The ACC's 2021 Washout Shows the Value of a 12-Team Playoff
Down went a top-10 Wake Forest team on Saturday. (When have you ever heard such a phrase uttered?)
The Demon Deacons lost a shootout at North Carolina. With it went their magical undefeated run and hopes of an unbeaten season. But the loss has much deeper reverberations, impacts felt well outside of Chapel Hill or Winston-Salem. It almost certainly assures the ACC will not qualify a team for the College Football Playoff.
It’s a fitting year for the league to get left out for the first time since the playoff’s inception in 2014. Why? Because conference commissioners are currently mired in debate over expansion.
Let us explain.
All 11 CFP executives are in favor of expanding the sport’s postseason. Most of them believe 12 is the right number. A small group, including the ACC and Big Ten, is more in favor of eight. To expand before the current contract ends in 2026, the vote must be unanimous.
Everyone is entitled to their own opinions, of course. Those believing eight is more appropriate have their reasons and some of them make perfect sense. For one, an eight-team model would not extend the regular season as much, important to athlete health and safety and to preserving the academic calendar. It would give more protection to the historic bowl system, too.
But there is a large drawback to eight, and it’s the same problem that now exists with four: Too many conferences are being left out.
And that brings us back to the ACC. If there’s anything to convince the conference to vote for a 12-team playoff, Wake Forest provided it on Saturday. With its perennial power struggling (Clemson has three losses already) and Pitt having coughed things up (the Panthers lost to Miami last week), the ACC is in a dire situation, no matter how many teams are in a playoff.
In an eight-team format that advances the eight highest-ranked teams, the league wouldn’t qualify a team this year (barring some stunning collapses from a host of others).

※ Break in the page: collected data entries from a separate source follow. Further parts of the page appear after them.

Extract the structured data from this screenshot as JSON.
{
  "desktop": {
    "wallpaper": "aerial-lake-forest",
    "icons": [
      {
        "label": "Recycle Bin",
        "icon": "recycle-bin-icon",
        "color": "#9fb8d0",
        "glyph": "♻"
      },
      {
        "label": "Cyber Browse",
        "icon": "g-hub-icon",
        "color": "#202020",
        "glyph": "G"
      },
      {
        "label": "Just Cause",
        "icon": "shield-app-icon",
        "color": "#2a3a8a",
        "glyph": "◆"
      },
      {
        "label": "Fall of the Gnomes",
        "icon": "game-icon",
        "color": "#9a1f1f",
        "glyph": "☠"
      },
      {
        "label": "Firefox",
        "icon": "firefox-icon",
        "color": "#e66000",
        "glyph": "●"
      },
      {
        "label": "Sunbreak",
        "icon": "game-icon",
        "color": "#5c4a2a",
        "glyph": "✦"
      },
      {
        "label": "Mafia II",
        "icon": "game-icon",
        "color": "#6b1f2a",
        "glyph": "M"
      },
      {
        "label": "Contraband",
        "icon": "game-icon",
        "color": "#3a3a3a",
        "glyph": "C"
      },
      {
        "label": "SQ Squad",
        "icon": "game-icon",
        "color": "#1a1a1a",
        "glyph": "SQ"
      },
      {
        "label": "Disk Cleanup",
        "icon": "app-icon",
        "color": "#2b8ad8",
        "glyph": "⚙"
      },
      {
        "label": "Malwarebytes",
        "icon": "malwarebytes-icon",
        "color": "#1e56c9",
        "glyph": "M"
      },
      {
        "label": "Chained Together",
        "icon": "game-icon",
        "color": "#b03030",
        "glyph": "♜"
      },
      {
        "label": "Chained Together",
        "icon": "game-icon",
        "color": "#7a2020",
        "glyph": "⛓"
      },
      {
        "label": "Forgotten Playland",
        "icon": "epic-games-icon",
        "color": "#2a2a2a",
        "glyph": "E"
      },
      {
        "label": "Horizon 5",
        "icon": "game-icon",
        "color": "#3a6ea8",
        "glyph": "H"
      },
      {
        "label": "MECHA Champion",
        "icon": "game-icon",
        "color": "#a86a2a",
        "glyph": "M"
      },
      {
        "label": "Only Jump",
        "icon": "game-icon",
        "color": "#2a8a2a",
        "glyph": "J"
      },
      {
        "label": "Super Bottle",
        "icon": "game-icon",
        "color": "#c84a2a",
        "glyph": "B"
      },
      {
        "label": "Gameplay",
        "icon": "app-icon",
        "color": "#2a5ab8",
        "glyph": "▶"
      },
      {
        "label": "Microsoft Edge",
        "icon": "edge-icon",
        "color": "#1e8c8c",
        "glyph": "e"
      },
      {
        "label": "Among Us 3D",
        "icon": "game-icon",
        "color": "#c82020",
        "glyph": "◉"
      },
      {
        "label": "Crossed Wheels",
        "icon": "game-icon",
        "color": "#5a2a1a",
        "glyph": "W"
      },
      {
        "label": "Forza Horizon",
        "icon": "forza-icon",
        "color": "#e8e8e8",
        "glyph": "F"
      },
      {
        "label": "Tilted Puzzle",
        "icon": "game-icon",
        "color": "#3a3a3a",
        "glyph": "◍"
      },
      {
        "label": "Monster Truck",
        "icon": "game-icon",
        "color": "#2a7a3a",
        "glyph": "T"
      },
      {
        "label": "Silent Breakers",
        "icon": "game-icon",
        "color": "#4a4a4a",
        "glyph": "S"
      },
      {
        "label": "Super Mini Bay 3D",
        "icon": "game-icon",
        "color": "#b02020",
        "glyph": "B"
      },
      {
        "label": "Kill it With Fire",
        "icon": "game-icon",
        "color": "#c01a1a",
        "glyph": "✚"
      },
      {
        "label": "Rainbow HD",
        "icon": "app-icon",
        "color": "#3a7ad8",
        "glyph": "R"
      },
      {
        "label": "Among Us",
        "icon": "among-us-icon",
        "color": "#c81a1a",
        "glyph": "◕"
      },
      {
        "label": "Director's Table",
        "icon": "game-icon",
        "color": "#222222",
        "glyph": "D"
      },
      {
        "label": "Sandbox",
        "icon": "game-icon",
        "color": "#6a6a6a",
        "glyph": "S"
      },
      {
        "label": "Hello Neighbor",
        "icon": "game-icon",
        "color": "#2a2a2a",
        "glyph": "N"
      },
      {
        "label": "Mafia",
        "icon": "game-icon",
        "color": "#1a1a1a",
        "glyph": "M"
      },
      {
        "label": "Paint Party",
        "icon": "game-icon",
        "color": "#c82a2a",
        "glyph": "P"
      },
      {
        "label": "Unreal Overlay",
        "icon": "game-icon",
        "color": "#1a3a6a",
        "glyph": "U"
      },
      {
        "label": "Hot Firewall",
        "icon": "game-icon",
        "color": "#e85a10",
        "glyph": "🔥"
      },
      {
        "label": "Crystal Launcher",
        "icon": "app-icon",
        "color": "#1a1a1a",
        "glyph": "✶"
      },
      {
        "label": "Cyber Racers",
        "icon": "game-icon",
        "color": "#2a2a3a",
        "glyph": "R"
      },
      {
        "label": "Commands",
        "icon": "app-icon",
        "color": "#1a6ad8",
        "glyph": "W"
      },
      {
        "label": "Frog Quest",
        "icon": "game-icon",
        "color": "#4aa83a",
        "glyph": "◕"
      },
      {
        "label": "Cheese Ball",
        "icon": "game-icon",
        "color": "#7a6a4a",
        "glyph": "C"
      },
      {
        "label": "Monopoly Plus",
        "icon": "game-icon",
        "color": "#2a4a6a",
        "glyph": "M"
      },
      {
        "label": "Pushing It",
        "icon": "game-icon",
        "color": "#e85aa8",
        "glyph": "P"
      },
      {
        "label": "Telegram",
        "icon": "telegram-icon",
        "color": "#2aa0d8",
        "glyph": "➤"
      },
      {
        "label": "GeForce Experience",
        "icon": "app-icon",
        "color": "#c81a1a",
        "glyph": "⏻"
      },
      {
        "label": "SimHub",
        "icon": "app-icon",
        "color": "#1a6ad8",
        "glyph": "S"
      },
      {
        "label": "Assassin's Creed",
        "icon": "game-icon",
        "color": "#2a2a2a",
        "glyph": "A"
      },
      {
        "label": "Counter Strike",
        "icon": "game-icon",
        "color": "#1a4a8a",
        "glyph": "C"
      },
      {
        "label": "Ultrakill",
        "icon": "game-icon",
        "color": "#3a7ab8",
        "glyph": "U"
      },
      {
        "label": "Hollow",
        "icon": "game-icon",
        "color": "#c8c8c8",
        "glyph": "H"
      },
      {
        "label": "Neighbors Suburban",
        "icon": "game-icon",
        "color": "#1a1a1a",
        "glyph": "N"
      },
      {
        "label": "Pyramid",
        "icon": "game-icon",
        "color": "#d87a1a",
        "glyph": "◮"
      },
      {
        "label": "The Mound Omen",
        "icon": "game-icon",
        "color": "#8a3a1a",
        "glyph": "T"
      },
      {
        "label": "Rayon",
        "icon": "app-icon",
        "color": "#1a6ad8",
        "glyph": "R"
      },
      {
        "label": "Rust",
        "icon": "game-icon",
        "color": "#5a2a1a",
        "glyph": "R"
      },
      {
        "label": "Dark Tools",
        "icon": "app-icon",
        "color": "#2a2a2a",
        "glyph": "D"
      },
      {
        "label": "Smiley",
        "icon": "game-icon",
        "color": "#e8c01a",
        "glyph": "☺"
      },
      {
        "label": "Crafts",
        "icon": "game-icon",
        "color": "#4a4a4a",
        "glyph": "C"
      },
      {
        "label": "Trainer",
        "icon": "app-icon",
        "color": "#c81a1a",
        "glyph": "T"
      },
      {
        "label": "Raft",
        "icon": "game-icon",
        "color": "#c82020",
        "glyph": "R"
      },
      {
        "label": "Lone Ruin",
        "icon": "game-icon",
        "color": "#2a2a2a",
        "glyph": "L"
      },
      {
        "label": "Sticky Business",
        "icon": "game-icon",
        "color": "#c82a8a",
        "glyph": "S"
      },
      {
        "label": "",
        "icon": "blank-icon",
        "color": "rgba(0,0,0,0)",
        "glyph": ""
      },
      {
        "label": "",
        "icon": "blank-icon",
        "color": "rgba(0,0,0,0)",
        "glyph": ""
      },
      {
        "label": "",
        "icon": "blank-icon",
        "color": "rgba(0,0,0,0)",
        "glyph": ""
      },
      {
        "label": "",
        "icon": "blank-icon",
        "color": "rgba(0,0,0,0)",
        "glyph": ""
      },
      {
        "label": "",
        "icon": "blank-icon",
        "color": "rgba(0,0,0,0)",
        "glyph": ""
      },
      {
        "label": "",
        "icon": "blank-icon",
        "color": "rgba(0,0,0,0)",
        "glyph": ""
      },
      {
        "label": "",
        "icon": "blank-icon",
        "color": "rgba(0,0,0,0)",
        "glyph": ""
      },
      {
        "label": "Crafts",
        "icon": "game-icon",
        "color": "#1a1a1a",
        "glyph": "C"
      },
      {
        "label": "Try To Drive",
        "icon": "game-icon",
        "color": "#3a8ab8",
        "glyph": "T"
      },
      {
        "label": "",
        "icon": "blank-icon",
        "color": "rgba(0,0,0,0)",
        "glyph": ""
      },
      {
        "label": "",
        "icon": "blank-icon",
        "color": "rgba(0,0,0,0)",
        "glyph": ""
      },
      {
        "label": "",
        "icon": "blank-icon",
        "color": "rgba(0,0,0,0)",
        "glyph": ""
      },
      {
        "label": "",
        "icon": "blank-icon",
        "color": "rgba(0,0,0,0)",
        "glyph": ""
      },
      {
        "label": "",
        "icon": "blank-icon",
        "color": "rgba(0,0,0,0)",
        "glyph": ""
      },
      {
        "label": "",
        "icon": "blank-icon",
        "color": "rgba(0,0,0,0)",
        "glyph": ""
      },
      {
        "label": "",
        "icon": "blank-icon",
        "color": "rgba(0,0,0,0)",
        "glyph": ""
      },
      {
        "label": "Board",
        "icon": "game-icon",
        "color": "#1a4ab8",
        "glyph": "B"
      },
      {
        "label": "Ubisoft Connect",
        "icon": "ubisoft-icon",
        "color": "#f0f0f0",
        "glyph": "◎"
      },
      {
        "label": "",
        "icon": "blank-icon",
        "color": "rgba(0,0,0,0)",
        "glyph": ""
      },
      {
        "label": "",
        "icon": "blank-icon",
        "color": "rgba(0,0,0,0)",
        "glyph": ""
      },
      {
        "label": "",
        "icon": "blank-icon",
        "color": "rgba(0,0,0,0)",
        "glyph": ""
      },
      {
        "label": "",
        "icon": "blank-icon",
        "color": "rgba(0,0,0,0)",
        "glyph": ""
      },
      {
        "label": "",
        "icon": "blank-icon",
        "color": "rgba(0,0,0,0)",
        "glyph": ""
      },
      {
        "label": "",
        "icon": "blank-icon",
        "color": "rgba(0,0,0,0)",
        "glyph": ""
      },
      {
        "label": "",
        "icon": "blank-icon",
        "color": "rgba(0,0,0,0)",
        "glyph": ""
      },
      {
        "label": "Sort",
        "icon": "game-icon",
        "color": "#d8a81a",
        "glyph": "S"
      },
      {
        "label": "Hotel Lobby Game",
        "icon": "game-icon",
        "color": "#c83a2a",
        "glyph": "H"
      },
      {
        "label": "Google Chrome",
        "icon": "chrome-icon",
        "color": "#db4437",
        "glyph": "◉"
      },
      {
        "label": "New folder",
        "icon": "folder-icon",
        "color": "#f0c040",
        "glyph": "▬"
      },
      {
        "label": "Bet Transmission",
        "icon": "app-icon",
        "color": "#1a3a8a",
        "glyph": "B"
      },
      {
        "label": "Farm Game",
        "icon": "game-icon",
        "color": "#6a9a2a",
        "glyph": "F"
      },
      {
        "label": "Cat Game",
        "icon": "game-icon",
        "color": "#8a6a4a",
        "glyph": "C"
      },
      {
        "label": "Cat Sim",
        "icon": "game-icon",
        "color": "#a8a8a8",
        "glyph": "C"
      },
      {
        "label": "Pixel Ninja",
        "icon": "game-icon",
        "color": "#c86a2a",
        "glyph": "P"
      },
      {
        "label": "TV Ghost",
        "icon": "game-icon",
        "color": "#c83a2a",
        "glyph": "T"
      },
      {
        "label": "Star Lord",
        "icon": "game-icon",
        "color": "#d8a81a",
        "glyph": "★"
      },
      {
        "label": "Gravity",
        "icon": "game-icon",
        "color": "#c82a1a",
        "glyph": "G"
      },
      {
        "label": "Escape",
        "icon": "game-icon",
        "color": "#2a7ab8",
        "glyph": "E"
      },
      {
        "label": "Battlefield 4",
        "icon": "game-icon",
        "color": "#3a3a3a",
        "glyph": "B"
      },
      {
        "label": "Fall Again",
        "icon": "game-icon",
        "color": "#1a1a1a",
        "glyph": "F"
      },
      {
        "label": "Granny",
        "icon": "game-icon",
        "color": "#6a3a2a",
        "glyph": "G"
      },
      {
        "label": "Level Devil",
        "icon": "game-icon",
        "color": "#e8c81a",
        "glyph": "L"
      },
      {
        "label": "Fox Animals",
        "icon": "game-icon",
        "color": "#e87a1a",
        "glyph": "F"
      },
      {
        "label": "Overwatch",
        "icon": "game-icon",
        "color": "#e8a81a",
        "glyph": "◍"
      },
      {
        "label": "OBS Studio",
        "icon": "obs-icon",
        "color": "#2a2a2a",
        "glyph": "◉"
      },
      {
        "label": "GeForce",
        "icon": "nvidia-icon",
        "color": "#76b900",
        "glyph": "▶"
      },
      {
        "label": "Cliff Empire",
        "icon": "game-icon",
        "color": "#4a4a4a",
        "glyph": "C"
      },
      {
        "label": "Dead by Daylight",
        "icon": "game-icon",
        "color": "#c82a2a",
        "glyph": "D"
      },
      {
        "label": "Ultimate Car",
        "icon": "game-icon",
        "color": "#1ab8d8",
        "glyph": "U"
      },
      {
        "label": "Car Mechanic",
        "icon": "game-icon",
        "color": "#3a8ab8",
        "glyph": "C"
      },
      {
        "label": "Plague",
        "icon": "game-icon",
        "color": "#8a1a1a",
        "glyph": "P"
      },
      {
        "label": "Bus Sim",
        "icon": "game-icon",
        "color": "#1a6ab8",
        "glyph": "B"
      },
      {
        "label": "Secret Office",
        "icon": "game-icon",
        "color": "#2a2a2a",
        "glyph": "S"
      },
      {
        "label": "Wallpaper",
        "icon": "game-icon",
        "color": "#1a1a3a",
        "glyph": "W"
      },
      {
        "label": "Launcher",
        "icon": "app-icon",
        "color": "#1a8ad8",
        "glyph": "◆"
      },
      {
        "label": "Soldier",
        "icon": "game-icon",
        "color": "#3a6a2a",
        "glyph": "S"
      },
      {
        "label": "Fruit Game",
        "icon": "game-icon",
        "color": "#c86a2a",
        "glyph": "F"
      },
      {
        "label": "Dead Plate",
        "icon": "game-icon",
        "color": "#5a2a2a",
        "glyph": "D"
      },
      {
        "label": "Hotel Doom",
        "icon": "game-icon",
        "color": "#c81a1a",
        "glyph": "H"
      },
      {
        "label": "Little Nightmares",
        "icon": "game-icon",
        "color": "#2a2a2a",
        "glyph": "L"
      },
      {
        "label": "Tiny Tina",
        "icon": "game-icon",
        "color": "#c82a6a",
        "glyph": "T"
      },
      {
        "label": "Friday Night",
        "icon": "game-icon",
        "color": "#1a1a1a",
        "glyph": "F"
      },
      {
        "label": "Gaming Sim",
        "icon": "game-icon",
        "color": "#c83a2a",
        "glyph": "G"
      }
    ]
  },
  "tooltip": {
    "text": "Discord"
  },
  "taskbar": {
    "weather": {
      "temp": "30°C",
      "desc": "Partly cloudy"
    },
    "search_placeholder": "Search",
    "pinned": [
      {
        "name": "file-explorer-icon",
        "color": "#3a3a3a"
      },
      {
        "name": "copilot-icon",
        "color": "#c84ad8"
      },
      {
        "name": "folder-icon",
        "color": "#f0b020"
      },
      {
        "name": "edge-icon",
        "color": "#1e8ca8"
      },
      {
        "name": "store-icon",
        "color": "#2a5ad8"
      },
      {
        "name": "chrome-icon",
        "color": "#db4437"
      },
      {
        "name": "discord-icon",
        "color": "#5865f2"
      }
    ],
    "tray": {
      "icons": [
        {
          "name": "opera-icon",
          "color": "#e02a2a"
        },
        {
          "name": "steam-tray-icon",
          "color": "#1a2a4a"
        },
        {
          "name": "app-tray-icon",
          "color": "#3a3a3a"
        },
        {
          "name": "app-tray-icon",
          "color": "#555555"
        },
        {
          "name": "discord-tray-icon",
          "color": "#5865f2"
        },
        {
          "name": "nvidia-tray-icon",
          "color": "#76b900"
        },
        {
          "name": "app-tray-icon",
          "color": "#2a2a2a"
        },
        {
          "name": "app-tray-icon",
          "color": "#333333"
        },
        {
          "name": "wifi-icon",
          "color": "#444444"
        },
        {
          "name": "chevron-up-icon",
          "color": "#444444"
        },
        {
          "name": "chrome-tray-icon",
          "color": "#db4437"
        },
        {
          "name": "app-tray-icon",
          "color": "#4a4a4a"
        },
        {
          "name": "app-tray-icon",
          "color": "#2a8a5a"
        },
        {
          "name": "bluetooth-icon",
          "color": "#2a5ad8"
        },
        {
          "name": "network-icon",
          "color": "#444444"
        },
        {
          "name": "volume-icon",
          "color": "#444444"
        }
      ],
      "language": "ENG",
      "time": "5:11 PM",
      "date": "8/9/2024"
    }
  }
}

In fact, even in a 12-team playoff—featuring the six highest-ranked conference champions and six at-large spots—the league would, at most, advance to the postseason just one team, its champion (maybe) through automatic qualification.
While the debate rages on among commissioners behind closed doors, the real convincing is happening on the football field. The ACC needs 12. And so too does the Pac-12, which has qualified a team for the CFP in just two of seven years. It wouldn’t hurt the Big Ten, either. This year, for example, the conference could make up one-third of a 12-team field.
Aside from the bowl system, a 12-team playoff is probably good for everyone. And even the bowls will be involved (they will host quarterfinals and maybe semifinals too). Do the athletes have to play more games? Yes. And the commissioners know that. Let’s hope they set aside the additional revenue for athlete benefits. If they don’t, Congress is likely to eventually do it for them.
And that leads us to the revenue part of this. An eight-team playoff generates no new TV inventory in the final two years of the contract (2024–25). A 12-team playoff would generate an additional $450 million. Ever seen a group of savvy business people—of which the commissioners are—turn down that chunk of cash?
It is why many of them feel confident heading into their next meeting, scheduled for Dec. 1 in Dallas. Most would tell you that their last meeting, Wednesday and Thursday, went well enough that they believe they will eventually agree on 12.
But when will it happen? The clock is ticking. In order for expansion to happen by 2024, they will need to decide by January.
If there’s any season to convince everyone that 12 is the number, it’s this one. Especially for the ACC.